El Senado aprobó el Presupuesto 2026 el 26 de diciembre de 2025, tras una extensa sesión y una votación contundente: 46 afirmativos, 25 negativos y 1 abstención. El texto oficial difundido por la Cámara alta expone los supuestos centrales del proyecto: gastos totales por $148 billones, superávit primario del 1,2% del PBI, inflación anual proyectada del 10,1%, tipo de cambio estimado en $1.423 para diciembre de 2026 y crecimiento del PBI del 5%.
Hasta ahí, el relato institucional. Pero la política real casi nunca se agota en el recinto. En paralelo a la votación, volvió a ganar centralidad el reparto de los Aportes del Tesoro Nacional (ATN), una herramienta pensada para asistir a las provincias ante situaciones excepcionales, pero que por su funcionamiento puede transformarse en un mecanismo de presión y negociación.
Conviene explicarlo con claridad: los ATN son fondos previstos para atender situaciones de emergencia y desequilibrios financieros de las provincias. Su rasgo decisivo es que no se distribuyen de forma automática, sino que dependen de decisiones del Poder Ejecutivo nacional. En otras palabras, pueden ser un instrumento legítimo de asistencia, pero también pueden operar como una palanca política, según el momento y el criterio de asignación.
En lo que va de 2025, el régimen de Milei distribuyó $199.500 millones en ATN. El dato que enciende las alarmas no es solo el monto total, sino el ritmo: en las últimas semanas de diciembre se concentraron $66.500 millones, es decir, un 33% del total anual. Y esos fondos se enfocaron en seis provincias: Tucumán ($20.000 millones), Misiones ($12.000 millones), Chaco ($11.000 millones), Catamarca ($10.500 millones), Entre Ríos ($7.000 millones) y Salta ($6.000 millones).

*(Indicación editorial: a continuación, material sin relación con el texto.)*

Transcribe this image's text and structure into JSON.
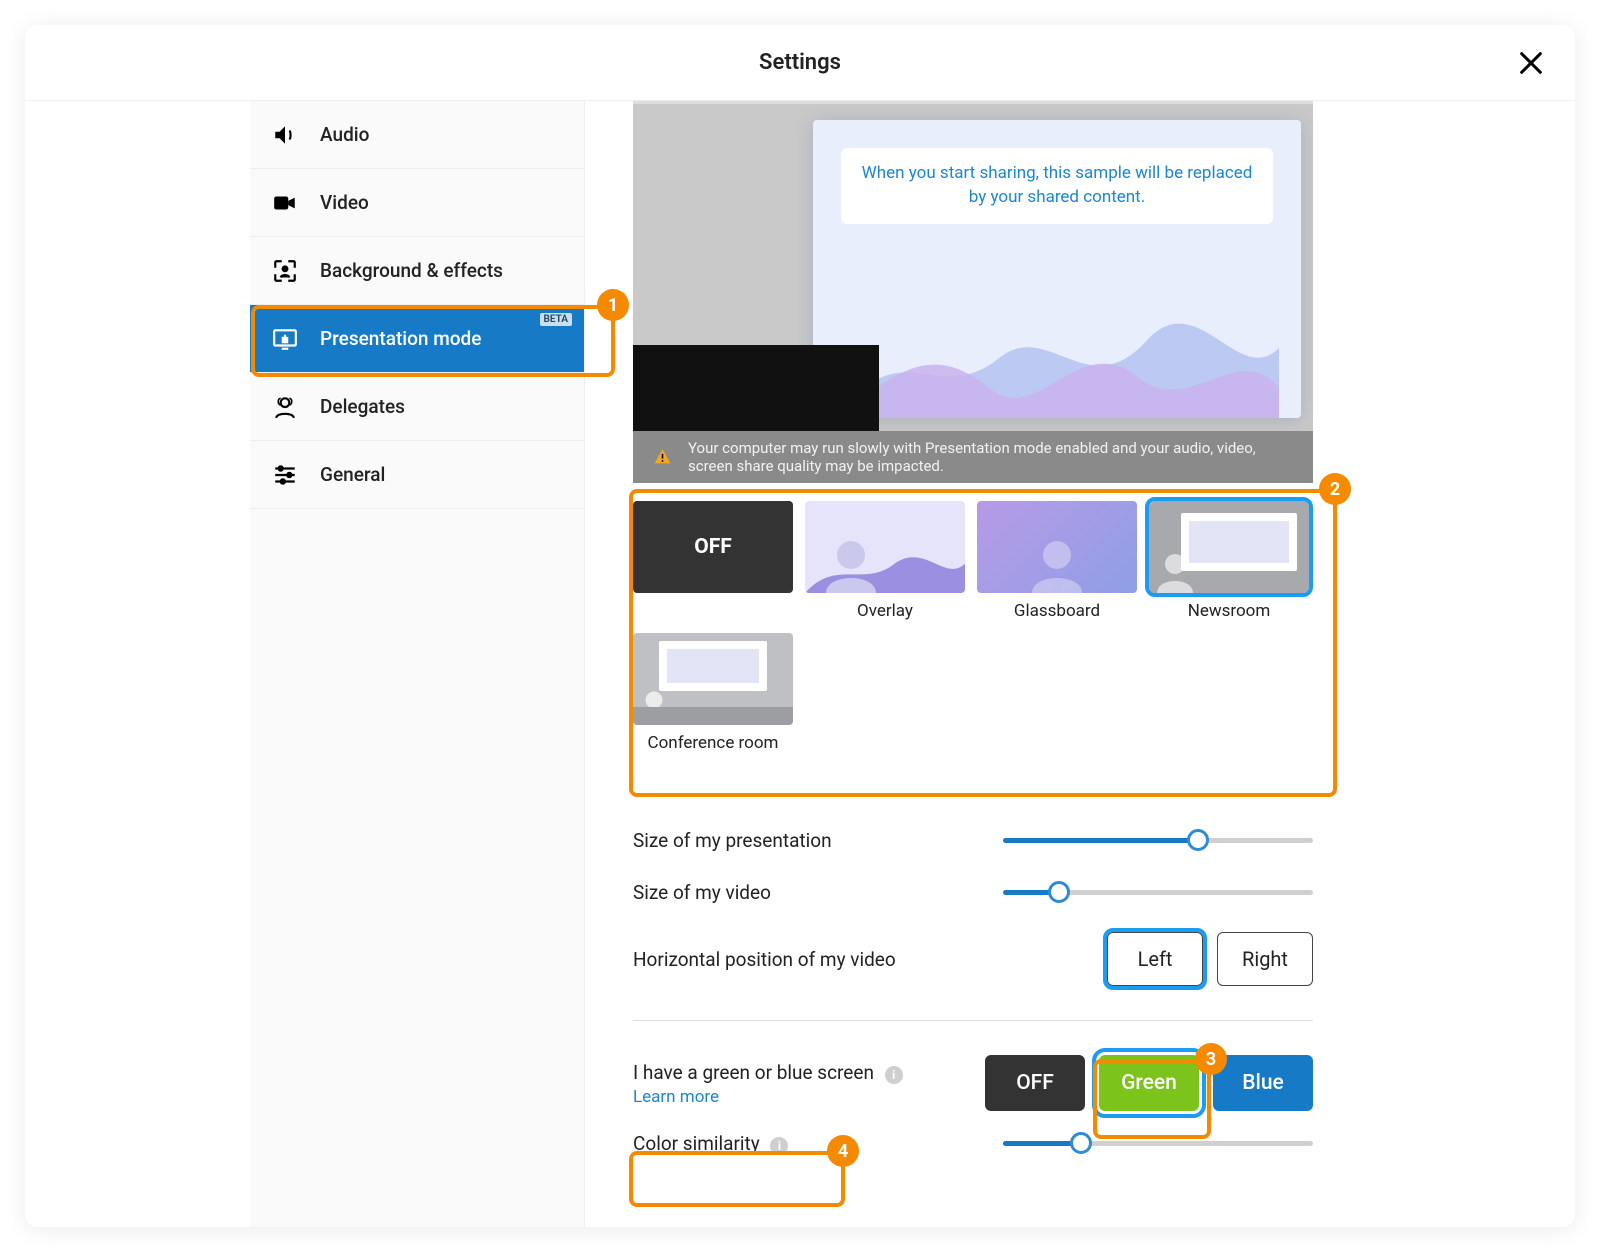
{
  "title": "Settings",
  "sidebar": {
    "items": [
      {
        "label": "Audio"
      },
      {
        "label": "Video"
      },
      {
        "label": "Background & effects"
      },
      {
        "label": "Presentation mode",
        "badge": "BETA"
      },
      {
        "label": "Delegates"
      },
      {
        "label": "General"
      }
    ]
  },
  "preview": {
    "message": "When you start sharing, this sample will be replaced by your shared content.",
    "warning": "Your computer may run slowly with Presentation mode enabled and your audio, video, screen share quality may be impacted."
  },
  "modes": {
    "off": "OFF",
    "overlay": "Overlay",
    "glassboard": "Glassboard",
    "newsroom": "Newsroom",
    "conference": "Conference room",
    "selected": "newsroom"
  },
  "sliders": {
    "presentation_size": {
      "label": "Size of my presentation",
      "percent": 63
    },
    "video_size": {
      "label": "Size of my video",
      "percent": 18
    },
    "color_similarity": {
      "label": "Color similarity",
      "percent": 25
    }
  },
  "hpos": {
    "label": "Horizontal position of my video",
    "left": "Left",
    "right": "Right",
    "selected": "left"
  },
  "chroma": {
    "label": "I have a green or blue screen",
    "learn": "Learn more",
    "off": "OFF",
    "green": "Green",
    "blue": "Blue",
    "selected": "green"
  },
  "annotations": {
    "a1": "1",
    "a2": "2",
    "a3": "3",
    "a4": "4"
  }
}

No hace falta inventar conspiraciones para entender el problema. La cuestión es más sencilla y más grave: cuando los fondos discrecionales se aceleran y se concentran, la discusión deja de ser contable y pasa a ser democrática. Si una provincia recibe asistencia por una emergencia real, la sociedad lo entiende. Pero si el reparto aparece pegado al calendario parlamentario, el mensaje implícito para el resto del país es otro: que los recursos pueden llegar más rápido a quienes garantizan gobernabilidad.
En esa tensión se juega algo más que una votación. Se juega la idea misma de federalismo. El Presupuesto 2026 fue presentado como una herramienta de orden macroeconómico, con metas de equilibrio y proyecciones oficiales. Sin embargo, el federalismo no se sostiene con discursos: se sostiene con reglas claras, previsibles y transparentes. Y los ATN, tal como se usan en la práctica, constituyen una zona gris perfecta: están previstos para emergencias, pero su discrecionalidad permite que se parezcan demasiado a un sistema de premios y castigos.
La pregunta que queda abierta y que el Congreso debería asumir sin rodeos es concreta: ¿con qué criterios se distribuyen los ATN y por qué se concentran en determinados distritos en momentos clave? Si el Presupuesto 2026 pretende ser el símbolo de un nuevo orden, el primer gesto de orden institucional debería ser este: que la asistencia federal no sea percibida como una herramienta de disciplinamiento político.
Porque aun con números oficiales sobre la mesa, la discusión de fondo sigue siendo política: quién gobierna, con qué apoyos, y a qué precio para las provincias que no entran en la foto.